A waiter brings in the famous omelettes, spherical and infused lightly with vegetables without a trace of oil, like everything else on the table. They’re pre-sliced into quarters, cooked almost like spanish-style quesadillas and I help myself to one. It’s near perfect. Shaw agrees. So, what’s new for her in that area? “When it comes to important lifesaving therapies in business terminology it’s always the US, Europe, and the Rest of the World and that is absolutely wrong. It should be the US, Europe and Most of the World – because around six billion of the 7.5 billion people that inhabit the world are in Most of the World, and therein lies the inequity.” 

Take blood cancer. There are cures in the West where T-cells, part of the immune system that get fooled into inaction by cancer cells, are now being extracted and reprogrammed so that they swing into action when put back and do their job. The technology, called the CAR-T-cell therapy, is a form of immunotherapy used to fight cancer but the procedure costs around $500,000 and the hospital charges would add up to another $500,000. Shaw stops for a spoonful of her dal. “In India, no one can afford that.” So she spearheaded the creation of a brand new company called Immuneel formed on philanthropic capital and with an initial platform of about $25 million with a view to bringing affordable oncology treatment to India.

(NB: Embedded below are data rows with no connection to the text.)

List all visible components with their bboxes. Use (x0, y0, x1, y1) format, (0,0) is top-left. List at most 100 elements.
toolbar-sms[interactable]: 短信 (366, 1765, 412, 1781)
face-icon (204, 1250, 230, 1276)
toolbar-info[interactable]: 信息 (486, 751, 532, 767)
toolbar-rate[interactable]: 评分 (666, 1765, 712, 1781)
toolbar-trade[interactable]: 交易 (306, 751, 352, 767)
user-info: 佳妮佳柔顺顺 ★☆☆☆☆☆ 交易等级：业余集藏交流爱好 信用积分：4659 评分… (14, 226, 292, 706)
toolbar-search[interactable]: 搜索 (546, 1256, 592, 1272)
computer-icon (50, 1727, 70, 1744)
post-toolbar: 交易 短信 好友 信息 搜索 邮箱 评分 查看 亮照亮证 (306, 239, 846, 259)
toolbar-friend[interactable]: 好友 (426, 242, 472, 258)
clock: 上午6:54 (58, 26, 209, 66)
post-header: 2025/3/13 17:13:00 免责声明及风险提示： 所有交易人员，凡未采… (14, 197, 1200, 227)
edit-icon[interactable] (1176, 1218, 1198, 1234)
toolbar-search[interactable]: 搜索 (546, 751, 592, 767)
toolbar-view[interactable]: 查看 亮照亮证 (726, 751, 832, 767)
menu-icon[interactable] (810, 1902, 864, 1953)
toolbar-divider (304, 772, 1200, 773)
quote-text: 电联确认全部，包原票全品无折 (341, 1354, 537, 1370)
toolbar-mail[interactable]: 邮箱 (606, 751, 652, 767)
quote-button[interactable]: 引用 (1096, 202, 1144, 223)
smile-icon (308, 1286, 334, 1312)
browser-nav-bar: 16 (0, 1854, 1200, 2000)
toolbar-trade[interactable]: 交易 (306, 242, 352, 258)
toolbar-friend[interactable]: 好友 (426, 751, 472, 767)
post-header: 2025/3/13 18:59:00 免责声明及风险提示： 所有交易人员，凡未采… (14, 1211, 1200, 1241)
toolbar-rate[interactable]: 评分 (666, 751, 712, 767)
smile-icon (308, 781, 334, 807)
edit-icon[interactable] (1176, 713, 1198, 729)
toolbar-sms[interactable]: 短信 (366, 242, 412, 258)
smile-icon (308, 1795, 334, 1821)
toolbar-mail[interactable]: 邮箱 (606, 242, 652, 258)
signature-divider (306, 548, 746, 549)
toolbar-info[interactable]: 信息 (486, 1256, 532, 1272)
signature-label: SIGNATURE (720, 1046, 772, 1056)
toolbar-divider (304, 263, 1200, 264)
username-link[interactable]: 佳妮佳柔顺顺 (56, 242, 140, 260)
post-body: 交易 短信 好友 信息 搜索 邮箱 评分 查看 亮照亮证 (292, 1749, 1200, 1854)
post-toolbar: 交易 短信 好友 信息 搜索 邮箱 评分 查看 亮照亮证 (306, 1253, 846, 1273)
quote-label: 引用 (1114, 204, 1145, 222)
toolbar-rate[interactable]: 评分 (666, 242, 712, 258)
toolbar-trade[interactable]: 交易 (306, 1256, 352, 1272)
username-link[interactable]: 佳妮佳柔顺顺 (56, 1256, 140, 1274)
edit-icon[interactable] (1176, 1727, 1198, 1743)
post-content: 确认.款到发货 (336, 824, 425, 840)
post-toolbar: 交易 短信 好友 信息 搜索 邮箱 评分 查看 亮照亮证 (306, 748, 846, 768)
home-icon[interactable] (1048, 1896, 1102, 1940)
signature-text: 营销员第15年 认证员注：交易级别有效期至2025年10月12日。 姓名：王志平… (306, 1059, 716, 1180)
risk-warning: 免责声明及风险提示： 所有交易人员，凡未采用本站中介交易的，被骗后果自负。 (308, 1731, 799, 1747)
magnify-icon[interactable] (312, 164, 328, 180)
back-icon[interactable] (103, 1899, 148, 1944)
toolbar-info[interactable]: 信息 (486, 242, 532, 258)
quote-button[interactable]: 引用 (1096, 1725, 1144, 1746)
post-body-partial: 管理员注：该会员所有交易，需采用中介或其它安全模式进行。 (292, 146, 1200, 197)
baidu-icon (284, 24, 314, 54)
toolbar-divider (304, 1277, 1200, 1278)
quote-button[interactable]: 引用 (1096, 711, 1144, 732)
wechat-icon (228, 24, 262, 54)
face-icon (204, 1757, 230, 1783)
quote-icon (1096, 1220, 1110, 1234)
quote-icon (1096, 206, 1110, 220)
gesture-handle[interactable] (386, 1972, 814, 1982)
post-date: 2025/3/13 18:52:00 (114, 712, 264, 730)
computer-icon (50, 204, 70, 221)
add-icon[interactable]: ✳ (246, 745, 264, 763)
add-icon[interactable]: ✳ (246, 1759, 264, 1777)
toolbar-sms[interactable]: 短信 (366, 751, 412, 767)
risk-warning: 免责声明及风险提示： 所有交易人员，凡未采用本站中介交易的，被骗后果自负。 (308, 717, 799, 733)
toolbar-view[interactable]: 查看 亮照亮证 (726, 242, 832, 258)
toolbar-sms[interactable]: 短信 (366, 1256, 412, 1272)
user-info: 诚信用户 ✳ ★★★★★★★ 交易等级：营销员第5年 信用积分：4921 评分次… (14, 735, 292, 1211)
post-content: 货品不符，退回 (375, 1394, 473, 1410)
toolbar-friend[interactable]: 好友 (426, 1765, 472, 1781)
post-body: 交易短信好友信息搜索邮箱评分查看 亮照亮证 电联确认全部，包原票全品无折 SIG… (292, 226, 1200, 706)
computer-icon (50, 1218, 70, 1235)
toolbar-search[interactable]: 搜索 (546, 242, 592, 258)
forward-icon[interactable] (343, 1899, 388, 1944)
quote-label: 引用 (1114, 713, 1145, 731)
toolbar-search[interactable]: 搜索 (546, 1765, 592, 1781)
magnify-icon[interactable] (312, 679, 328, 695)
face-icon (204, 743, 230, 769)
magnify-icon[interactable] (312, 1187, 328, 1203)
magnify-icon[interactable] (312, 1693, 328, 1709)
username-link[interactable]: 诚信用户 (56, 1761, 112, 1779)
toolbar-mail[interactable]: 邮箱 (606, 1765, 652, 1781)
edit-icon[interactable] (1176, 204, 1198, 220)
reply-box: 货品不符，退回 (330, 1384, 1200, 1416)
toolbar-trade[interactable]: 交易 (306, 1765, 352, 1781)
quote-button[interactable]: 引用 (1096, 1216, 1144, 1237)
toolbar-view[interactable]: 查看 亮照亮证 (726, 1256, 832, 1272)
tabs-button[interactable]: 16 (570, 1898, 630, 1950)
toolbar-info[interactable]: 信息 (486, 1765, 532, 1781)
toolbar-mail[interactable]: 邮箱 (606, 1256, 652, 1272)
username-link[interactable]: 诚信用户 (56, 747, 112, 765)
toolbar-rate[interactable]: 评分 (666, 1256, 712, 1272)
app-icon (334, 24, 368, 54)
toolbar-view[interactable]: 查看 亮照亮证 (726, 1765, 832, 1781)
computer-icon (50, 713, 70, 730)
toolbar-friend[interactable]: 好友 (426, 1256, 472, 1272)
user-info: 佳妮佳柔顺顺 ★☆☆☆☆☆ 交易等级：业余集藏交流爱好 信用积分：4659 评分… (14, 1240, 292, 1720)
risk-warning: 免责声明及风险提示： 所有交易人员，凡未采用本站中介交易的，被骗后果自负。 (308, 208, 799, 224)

Others involved in the venture include Kush Parmar, an investor and managing partner at San Francisco-based life sciences venture 5AM Ventures, and Siddhartha Mukherjee, oncologist and author best known for this book The Emperor of All Maladies: A Biography of Cancer. 

I peel a banana as I think... Biocon, Syngene and now another company. Shaw seems to hear me and says, “Yes, I know, I need another company like I need a hole in the head, but this needs to be done.” Through Immuneel, she expects to treat the first patient who needs a bone-marrow infusion by the year-end. I’m convinced.

Shaw is done with her lunch; so am I. “Have you read anything lately for leisure, maybe while on the beach?” I ask. Factfulness by Hans Rosling (with Ola Rosling and Anna Rosling Rönnlund), a best-seller that challenges stereotypes, is the answer. Shaw’s mother could easily feature in it. Well into her 80s she’s an entrepreneur who runs her own dry-cleaning service, goes to work every day and is a role model whom she talks to daily. While it’s clear that Shaw is philanthropic — committing to donating a majority of her fortune to charity and setting up specialty cancer care hospitals and treating cancer patients at her own cost — she also has iron beliefs and can’t be swayed easily. 

For example, her heart goes out to the plight of exploited women in the hinterland of Rajasthan and those that are “trafficked” from the northeast to Punjab. “That is the result of a divisive society that doesn’t educate women,” she rues, saying it’s important that our country and government tackle these issues. Friendship is also a strong part of her. “I don’t turn my back on friends,” she says.

Liquor tycoon Vijay Mallya, who she’s known for decades and is wanted by the government, is one example. “He built a successful brewing business which created jobs and investments, and if he had committed a crime I would not support him,” she says.

How does Shaw think medicine will change India 20 years into tomorrow? She pauses, then says “There would be many, but key would be a paradigm shift in the treatment of cancer. Stem cell therapy and 3D bio-printing would allow human body parts to be replaced with laboratory-grown organs with costs coming down exponentially."

All of this sounds wonderfully utopian. And what of Biocon and her company's growth plans, the foray into biologics, immuno-oncology and the drug molecules? “I have promises to keep... and miles to go before I sleep,” Shaw smiles as she escorts me out.